成年被後見人等の医療、介護等に係る意思決定が困難な人への支援等の検討
3. 合法性の根拠が示されていない
中間報告では、成年後見人に医療同意を与えることの合法性に関わる議論の経過や根拠が示されておらず、成年被後見人等の医療・介護等に係る意思決定が困難な人への支援の在り方として想定される場面が羅列されているにとどまっている。こうした場面の羅列は、法改正という結論に向かって敷かれたレールの上に都合のよい情報を載せて、あたかも立法事実があるかのように装っているだけで、具体的な場面において発生するあらゆる問題を想定した議論とはとうてい言えないものである。

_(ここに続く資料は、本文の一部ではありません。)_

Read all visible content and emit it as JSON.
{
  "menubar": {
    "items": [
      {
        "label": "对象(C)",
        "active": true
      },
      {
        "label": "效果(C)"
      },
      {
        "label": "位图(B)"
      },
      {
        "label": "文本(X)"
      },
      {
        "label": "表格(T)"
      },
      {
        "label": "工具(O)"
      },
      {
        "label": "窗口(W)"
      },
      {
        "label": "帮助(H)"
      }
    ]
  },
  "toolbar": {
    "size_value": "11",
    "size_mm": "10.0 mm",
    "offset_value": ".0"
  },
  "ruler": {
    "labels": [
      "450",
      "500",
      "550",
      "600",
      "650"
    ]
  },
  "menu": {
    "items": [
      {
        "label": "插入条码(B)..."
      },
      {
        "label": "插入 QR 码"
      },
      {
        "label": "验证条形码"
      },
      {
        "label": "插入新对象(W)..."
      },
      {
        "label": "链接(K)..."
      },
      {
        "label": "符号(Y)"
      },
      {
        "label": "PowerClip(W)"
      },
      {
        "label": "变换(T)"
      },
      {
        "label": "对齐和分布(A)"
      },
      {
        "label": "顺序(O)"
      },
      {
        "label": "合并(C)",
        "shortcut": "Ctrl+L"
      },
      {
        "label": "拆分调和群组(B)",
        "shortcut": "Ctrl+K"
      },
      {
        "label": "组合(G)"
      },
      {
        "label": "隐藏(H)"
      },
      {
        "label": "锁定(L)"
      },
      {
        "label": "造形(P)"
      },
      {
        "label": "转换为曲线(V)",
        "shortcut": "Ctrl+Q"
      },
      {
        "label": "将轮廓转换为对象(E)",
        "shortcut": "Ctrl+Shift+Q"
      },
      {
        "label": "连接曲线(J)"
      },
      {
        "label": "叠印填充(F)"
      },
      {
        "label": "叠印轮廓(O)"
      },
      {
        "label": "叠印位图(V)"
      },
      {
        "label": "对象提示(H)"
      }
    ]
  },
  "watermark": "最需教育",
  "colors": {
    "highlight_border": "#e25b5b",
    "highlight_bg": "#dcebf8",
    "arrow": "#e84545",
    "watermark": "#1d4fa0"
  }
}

成年被後見人等の医療、介護等に係る意思決定が困難な人への支援等の検討
4. 安楽死・尊厳死問題
中間報告では、「人生の最終段階における医療の決定プロセスに関するガイドライン」について言及されている。このことは、成年後見人による安楽死(または尊厳死)を帰結し得る可能性があり、もっとも慎重に審議されなければならない点である。わが国の立法府において尊厳死をめぐって長年交わされてきた議論の蓄積を踏まえるならば、早計に結論を出すべきではない重大な問題であると考える。なお、私たち障害者団体としては、「こんな障害をもった状態で生きていたくない」という考え方が優生思想に直結するものであり、あの去年の7月26日に起きた相模原障害者施設での事件で容疑者が発した動機と等しいものであると考える。
成年被後見人等の医療、介護等に係る意思決定が困難な人への支援等の検討
5. 市民後見人の活用との関係
なんの専門性も有さない市民後見人に対して医療同意等の権限を与えることは、非常に危険であると考える。また、専門性を有さない以上は、専門家の決定に従うほかないわけで、そもそも医療同意に権限を拡大することの意義自体があまりないのではないかと考える。